Estonia and Latvia have been primary targets of Russia’s Compatriot Policy. The restrictive citizenship and language polices they adopted in the early 1990s ultimately disenfranchised their large Russian-speaking minorities. Russia has used a variety of tools in the name of protecting its compatriots including military and economic pressures, historical aggravation, border agreements, citizenship policy, international organizations, media campaigns, cyber warfare, and the funding and organization of protests. Concerns over Russia’s influence in Estonian and Latvian society have been escalating in recent years, particularly in the wake of mass protests over school reform in Latvia in spring 2004 and the Bronze Soldier riots in Estonia in April 2007. Both are evidence of Russia’s increasing use of soft power strategies to co-opt Russian-speakers in order achieve its political objectives. Russia’s activism is particularly worrisome in the context of integration monitoring which reveals increasing numbers of young Russian-speakers who are not developing a strong sense of civic identity. Russia’s recent emphasis on soft power strategies, coupled with its militarism in Georgia and Ukraine, has sparked several studies on how Russia’s soft power affects interethnic relations and minority integration in Estonia and Latvia.

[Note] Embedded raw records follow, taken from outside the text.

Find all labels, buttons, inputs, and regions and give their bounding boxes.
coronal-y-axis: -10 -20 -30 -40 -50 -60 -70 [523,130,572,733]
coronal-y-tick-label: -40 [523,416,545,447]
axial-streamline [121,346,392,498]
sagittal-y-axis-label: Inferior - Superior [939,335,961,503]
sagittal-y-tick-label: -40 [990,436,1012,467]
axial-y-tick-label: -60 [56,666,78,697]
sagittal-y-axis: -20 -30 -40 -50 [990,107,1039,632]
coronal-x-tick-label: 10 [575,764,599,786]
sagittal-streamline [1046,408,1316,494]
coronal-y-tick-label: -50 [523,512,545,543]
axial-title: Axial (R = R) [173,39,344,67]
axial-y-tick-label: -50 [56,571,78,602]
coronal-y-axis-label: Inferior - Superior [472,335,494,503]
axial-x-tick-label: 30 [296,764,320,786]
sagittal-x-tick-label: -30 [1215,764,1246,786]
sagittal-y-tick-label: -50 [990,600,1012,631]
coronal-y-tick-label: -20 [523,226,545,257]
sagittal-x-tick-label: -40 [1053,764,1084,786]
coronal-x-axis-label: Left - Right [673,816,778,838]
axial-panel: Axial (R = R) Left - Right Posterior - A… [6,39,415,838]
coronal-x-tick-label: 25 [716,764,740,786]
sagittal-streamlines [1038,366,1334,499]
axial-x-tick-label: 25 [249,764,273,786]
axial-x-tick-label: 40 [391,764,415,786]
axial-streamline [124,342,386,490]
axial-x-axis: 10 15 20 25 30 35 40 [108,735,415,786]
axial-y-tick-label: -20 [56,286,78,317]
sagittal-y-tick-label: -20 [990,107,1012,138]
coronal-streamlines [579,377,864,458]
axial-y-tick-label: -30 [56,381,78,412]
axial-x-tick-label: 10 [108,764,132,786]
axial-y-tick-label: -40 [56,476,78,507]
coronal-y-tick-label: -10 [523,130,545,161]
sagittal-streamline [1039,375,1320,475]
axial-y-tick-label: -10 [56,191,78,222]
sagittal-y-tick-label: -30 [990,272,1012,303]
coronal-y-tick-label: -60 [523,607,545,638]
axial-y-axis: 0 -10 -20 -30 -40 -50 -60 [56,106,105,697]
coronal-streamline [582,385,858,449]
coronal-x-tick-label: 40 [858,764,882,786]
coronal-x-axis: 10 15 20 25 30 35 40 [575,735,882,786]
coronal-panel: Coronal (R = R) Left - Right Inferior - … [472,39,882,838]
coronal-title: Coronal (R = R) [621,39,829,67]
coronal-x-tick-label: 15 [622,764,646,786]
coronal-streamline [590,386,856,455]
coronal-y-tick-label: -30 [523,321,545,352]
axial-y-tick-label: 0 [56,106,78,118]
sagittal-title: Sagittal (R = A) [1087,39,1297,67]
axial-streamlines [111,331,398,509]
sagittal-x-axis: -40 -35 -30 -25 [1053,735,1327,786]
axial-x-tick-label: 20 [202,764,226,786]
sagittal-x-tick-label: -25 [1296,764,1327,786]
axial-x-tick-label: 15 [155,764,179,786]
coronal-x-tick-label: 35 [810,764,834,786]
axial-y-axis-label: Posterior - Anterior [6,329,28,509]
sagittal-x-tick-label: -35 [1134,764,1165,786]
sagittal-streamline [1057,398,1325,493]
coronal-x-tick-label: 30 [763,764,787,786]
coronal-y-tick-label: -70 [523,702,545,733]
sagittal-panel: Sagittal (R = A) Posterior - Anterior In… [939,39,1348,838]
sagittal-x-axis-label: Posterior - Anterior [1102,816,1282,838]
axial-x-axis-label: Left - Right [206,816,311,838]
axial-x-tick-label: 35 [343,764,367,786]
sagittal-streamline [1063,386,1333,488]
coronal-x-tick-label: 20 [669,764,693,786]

The funds from the AABS Emerging Scholars Award allowed me to gather and analyze parliamentary debates in Estonia and Latvia from the early 1990s to the present. Policy areas include citizenship, language, education, elections, integration programs, and the signing and ratification of the Framework Convention for the Protection of National minorities. This research contributes to a larger book project that explores the extent to which debates over minority policy have shifted over time, the justifications that elites provide for their policy preferences, as well as the influence of external actors (Russia and European institutions) on those policy preferences.

While the project is mid-stage, it is possible to report some interesting findings in the Estonian case. Russia’s activism clearly shapes not only policy preferences but the range of permissible claims that elites can make. While Russia’s activism might lead to more exclusionary stances toward Russian-speakers as a result of their perceived co-optation, the potential threat from Russia might alternatively result in greater efforts to integrate Russian-speakers so as to prevent their co-optation. The analysis finds evidence of both processes in the Estonian case.

I would like to express my sincere gratitude to the Association for the Advancement of Baltic Studies for their generous contribution to this project.